There was never time to do house chores because the authorities always assigned too much work. If I had only worked one 8 hour shift, I could have had some time for house chores, but doing an extra shift never left me any free time for house chores. After 16 hours of intense labor, I was extremely exhausted. When I lay down after working, I felt as if my whole body was falling into the ground. I was often injured and had to go to the infirmary. The infirmary was in a tiny one-room building. They wrote prescriptions lasting maximum of 3 days. If a prisoner’s limb was cut off during labor, the injured person would have to walk to a hospital 30 li (12km) away from the mine because there was no transportation. There were many people who ended up losing their legs in the hospital. I cannot believe that I survived living at the Gwalliso No.18 for 28 years. I think it was a miracle.

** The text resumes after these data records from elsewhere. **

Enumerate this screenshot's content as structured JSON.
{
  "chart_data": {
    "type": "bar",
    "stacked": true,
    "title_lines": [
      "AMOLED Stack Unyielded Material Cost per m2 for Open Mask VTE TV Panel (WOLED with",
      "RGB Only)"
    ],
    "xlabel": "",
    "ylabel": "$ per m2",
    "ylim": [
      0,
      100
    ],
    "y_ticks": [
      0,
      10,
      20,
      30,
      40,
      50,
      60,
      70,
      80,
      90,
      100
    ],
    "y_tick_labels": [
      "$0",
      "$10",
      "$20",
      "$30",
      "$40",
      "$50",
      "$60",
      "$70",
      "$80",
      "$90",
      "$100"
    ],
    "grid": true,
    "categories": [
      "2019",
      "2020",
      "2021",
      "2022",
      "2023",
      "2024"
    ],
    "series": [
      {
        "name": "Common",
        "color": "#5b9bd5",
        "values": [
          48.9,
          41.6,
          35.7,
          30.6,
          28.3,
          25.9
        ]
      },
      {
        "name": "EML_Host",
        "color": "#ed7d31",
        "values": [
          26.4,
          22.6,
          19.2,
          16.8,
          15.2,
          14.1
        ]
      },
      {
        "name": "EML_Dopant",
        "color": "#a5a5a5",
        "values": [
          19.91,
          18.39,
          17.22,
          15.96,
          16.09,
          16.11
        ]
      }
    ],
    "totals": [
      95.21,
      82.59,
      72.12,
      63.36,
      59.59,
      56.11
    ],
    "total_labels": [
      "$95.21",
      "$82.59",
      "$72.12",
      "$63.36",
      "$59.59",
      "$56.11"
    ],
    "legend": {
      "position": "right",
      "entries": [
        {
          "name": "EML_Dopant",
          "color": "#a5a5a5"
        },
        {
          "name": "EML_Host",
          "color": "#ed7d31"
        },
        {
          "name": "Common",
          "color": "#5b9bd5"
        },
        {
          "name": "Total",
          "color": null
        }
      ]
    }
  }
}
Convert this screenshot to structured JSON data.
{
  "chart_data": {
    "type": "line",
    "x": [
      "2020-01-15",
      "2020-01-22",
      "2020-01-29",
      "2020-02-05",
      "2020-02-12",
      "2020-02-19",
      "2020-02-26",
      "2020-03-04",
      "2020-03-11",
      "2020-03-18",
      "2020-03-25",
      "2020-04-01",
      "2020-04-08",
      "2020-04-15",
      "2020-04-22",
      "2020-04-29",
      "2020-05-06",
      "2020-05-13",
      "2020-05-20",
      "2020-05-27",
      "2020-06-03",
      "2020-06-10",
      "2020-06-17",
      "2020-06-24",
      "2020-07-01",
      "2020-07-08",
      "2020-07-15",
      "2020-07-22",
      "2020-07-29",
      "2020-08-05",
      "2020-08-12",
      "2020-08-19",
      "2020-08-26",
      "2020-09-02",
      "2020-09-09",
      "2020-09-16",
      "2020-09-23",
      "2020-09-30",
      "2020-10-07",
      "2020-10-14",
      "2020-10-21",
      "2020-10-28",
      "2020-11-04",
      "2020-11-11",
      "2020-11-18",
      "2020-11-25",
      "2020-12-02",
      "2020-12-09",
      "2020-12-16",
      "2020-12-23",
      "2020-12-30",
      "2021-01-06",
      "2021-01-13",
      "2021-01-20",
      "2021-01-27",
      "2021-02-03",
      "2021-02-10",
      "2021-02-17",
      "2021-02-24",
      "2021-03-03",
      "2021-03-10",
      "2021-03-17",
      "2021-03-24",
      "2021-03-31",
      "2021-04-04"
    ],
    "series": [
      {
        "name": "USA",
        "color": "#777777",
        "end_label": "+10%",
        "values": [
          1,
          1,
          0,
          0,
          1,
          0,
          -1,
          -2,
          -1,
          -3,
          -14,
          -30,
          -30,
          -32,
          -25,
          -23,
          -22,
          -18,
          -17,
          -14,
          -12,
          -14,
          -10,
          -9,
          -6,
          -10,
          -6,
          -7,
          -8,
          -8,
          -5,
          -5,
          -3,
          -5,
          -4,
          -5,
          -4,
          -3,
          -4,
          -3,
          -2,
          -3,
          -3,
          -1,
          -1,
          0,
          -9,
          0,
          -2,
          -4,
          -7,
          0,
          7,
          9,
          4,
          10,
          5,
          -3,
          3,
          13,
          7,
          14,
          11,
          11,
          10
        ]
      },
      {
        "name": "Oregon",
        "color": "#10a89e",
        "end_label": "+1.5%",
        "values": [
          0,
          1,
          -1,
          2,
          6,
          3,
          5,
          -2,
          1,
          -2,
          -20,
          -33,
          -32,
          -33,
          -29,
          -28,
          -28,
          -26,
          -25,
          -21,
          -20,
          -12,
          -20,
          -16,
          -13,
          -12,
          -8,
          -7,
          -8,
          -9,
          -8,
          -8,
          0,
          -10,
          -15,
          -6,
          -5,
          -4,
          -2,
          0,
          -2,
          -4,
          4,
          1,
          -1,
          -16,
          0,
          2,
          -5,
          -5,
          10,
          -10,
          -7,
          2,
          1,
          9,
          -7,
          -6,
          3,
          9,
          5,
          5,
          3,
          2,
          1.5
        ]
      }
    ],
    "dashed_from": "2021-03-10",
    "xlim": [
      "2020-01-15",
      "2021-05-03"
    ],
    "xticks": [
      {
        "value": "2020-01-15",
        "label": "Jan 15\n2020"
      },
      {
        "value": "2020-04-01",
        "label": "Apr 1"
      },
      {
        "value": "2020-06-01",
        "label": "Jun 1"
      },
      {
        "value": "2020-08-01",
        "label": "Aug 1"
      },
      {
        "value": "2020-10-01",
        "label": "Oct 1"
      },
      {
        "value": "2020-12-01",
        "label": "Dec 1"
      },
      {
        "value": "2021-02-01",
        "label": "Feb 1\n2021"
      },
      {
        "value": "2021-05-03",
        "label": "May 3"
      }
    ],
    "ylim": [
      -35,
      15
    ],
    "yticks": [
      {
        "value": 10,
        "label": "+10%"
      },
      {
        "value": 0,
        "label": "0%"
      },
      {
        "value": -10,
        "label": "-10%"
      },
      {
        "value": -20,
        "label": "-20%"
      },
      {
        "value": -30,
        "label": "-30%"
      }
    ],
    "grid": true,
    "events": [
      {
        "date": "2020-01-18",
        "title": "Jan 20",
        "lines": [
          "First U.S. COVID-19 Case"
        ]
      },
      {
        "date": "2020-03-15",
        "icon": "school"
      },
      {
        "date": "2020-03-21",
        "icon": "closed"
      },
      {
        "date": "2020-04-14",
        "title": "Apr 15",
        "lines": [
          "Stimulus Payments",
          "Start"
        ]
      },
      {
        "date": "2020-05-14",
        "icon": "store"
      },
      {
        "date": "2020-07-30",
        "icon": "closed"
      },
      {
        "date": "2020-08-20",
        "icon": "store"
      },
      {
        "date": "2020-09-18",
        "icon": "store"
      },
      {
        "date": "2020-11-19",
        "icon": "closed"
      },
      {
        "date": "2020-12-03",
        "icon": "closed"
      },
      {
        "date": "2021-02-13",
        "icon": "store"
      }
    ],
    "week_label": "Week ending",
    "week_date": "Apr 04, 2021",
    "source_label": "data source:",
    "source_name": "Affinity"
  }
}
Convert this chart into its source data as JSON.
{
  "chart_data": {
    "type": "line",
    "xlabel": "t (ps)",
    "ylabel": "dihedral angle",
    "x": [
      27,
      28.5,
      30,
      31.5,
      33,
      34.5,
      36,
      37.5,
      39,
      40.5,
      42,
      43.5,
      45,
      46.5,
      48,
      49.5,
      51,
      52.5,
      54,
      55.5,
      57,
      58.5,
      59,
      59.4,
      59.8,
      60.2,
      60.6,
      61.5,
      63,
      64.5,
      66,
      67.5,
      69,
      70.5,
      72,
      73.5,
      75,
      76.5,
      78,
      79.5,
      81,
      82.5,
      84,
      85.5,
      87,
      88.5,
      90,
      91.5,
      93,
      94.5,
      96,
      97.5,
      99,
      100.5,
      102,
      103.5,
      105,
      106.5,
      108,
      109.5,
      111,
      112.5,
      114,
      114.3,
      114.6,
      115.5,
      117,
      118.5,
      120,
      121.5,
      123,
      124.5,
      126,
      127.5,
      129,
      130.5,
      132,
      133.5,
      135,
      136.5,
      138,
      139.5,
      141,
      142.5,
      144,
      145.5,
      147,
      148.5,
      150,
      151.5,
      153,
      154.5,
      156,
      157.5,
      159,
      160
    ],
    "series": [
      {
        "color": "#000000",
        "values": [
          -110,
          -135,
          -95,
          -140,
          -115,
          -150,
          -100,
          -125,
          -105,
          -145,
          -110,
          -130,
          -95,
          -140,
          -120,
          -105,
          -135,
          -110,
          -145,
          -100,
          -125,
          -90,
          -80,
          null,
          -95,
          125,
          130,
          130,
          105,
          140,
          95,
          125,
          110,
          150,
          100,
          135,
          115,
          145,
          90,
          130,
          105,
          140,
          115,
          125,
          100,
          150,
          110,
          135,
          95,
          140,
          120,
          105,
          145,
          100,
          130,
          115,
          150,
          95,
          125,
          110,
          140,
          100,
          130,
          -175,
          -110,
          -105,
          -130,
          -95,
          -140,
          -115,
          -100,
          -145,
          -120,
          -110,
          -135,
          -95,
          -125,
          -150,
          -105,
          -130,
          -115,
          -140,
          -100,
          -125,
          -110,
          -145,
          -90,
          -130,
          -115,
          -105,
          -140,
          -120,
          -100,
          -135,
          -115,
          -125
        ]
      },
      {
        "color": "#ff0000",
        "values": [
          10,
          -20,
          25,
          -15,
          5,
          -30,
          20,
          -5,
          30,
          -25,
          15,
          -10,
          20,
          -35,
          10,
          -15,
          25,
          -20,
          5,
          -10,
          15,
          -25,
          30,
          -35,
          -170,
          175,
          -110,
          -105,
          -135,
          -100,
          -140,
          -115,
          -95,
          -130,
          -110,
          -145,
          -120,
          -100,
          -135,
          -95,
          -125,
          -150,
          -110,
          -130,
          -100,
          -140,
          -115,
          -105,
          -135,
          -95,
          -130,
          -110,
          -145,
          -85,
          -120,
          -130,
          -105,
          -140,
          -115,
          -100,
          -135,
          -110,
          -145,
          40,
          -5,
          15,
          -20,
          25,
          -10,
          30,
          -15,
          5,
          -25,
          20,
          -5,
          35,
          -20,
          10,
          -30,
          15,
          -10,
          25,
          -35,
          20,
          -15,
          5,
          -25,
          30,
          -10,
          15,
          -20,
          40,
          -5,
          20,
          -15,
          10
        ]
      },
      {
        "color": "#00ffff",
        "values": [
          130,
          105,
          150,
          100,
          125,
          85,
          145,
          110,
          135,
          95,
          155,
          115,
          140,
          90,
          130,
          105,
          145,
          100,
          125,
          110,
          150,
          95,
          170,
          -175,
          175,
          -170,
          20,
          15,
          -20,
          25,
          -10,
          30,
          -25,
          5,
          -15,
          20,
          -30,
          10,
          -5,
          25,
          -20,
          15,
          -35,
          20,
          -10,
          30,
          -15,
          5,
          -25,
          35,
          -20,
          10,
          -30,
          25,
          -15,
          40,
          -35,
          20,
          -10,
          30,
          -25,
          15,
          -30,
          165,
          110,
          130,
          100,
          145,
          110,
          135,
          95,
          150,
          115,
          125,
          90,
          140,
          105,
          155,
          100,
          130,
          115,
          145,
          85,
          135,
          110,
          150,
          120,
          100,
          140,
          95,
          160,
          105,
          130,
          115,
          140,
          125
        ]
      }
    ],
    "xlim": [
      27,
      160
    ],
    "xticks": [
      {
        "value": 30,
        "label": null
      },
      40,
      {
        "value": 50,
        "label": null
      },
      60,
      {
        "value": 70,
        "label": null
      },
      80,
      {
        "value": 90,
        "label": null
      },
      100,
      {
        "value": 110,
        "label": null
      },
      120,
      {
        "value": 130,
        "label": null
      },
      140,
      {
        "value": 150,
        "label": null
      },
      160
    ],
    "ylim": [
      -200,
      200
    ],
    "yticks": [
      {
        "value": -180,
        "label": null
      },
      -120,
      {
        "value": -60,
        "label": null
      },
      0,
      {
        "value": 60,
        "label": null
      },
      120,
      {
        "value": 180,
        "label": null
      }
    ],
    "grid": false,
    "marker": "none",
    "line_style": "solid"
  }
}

There was always not enough food to eat, and many people starved to death. Soon, I didn’t feel anything seeing dead bodies after seeing so many of them. The situation in the 1990s was exceptionally tough. People did not even try to steal food from others because there was no food to steal.
In April, when plants began to sprout, people ate grass roots or made a soup with ground corn. When I dried 7-9kg of corn, I could make 2-4kg of powder which would last for a month. Acorn tree leaves were easy to eat because the leaves were tender. By boiling the leaves, I could make a soup. With some salt in it, the soup was not too bad to eat.